Hugo Cabret : bien plus qu'un simple film pour enfants
Commençons mon billet sur Hugo Cabret, le dernier film de Martin Scorsese, sorti à Noël dernier (et qui est sorti en DVD depuis le 14 avril, distribué par la Metropolitan Filmexport”) par un peu de science-fiction: imaginons par exemple qu'il soit sorti, non pas en décembre 2011, comme ce fût le cas, mais 10 ans plus tôt.
Auquel cas, il y a fort à parier que j'aurais un peu tiqué. En effet, Scorsese avait beau être à l'époque un de mes réalisateurs fétiches, comme nombre de cinéphiles, le fait que ce film soit vendu comme une oeuvre pour les enfants, avec comme personnage principal un gosse de 10 ans, m'aurait fortement chagriné.
En effet, ayant enfoui, pendant des années, mon âme d'enfant sous une quelconque étagère et ayant beaucoup de mal à remettre la main dessus, j'avais tendance à fuir à toutes jambes devant ce cinéma de genre, même signé par d'immenses cinéastes comme le maestro, auteurs d'une bonne demi douzaine de chefs d'oeuvre.
Heureusement, cet esprit m'est revenu comme par magie à l'arrivée de mon premier enfant, tant et si bien qu'avec mon loulou, j'ai, sans (trop) rechigner vu tout un tas de films pour la jeunesse, même ceux fait par d'obscurs tacherons (comment il s'appelle déjà le réal des Schtroumphs?).
Donc, forcément si un de ces films est signé par Martin Scorsese en personne, je boude d'autant moins mon plaisir, et si je l'avais malheureusement raté en salles, j'ai réussi à rattraper mon retard grâce à Ciné trafic et l'opération "Un dvd contre une chronique".
Et, très vite, je me suis aperçu de ma méprise, perceptible dès les premières minutes, avec un préambule qui constitue un tour de force pratiquement muet et en tous points grandiose dans cette gare de tous les possibles, qui ne peut laisser le spectacteur que béat d'admiration, qu'il est 7 ou 77 ans.
Car, sous des airs de conte pour enfant, Hugo Cabret est en fait et surtout un vibrant hommage au 7ème art.

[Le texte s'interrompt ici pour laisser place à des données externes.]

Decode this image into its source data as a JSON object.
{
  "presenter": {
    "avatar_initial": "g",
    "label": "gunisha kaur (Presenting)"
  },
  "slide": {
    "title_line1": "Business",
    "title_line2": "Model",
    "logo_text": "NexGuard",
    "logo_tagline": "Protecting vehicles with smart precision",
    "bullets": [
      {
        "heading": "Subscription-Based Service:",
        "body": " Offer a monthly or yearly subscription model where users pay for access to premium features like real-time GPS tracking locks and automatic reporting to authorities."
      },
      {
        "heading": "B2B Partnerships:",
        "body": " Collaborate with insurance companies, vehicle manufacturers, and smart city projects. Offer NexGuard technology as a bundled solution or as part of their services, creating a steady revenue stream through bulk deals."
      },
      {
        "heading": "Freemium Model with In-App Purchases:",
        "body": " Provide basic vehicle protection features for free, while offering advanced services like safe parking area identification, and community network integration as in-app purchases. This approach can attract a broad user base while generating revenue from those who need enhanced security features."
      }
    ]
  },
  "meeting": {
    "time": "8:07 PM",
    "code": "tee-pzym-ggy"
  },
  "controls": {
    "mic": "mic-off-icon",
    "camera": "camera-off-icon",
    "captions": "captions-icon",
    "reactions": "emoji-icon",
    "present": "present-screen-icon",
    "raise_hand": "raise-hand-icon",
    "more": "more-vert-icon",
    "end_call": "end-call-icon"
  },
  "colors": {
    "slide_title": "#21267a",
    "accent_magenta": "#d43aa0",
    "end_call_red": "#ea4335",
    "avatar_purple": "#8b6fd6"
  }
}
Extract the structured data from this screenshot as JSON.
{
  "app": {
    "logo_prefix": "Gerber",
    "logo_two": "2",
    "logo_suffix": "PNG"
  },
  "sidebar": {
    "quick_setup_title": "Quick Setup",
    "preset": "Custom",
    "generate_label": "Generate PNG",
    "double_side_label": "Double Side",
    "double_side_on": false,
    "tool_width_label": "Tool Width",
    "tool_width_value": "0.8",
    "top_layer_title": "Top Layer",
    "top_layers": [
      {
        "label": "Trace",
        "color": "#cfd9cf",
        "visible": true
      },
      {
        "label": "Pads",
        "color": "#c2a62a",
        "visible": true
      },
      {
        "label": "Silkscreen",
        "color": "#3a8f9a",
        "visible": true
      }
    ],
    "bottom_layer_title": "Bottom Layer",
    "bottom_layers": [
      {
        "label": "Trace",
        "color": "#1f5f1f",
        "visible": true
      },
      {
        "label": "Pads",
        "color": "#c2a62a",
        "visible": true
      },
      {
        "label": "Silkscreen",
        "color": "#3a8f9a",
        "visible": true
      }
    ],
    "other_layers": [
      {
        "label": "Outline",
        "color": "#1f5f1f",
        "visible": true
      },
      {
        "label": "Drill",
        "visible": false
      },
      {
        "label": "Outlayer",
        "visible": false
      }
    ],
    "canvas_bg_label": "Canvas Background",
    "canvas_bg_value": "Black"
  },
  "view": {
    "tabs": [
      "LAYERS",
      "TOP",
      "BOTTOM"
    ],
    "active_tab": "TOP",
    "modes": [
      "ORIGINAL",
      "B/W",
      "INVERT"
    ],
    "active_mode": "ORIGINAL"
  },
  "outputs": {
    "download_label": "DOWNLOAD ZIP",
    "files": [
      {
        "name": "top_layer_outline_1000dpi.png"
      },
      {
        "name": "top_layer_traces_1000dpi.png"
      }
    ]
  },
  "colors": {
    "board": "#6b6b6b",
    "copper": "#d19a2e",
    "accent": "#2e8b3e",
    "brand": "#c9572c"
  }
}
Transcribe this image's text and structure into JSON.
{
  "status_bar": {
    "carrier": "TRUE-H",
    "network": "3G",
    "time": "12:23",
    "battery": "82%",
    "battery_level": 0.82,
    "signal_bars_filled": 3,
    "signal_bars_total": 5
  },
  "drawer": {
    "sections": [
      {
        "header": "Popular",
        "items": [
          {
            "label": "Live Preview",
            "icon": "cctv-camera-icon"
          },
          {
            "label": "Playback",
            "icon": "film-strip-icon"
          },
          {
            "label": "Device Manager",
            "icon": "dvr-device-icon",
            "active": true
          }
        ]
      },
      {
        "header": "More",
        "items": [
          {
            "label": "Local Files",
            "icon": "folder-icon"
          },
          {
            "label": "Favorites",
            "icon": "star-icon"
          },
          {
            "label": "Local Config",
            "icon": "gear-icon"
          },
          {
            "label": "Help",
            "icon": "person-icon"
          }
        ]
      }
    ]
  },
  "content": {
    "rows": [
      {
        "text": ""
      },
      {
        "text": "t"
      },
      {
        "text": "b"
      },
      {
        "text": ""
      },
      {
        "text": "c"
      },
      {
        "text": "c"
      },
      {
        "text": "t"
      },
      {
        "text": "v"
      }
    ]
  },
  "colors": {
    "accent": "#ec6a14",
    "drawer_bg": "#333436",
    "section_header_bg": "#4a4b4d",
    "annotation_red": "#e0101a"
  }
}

Et en adaptant un ouvrage de Brian Selznik (dont le titre exact est L'invention d'Hugo Cabret") qui tisse son intrigue autour des origines même du cinéma, Martin Scorsese montre, avec une maestria incroyable, et qui avait quelque peu disparu de ses précédents longs métrages, que rien n'est plus beau et plus magique que l'invention du cinématographe.
Et du coup, le film a passionné le grand enfant que je suis, bien plus que le petit, qui du haut, de ses même pas 6 ans, a semblé un peu dépassé par la complexité et la richesse du film et son intrigue à multiples tiroirs. Cependant, ayant visité le musée de l'institut Lumière avec le fiston quelques semaines auparvant, j'ai pu lui faire un parralèle entre les premières bobines des films exposés que je lui avais montré, et l'oeuvre de Georges Méliès, le père des effets spéciaux et des studios de cinéma, telle qu'elle est décrite à l'écran par Martin Magic Scorsese.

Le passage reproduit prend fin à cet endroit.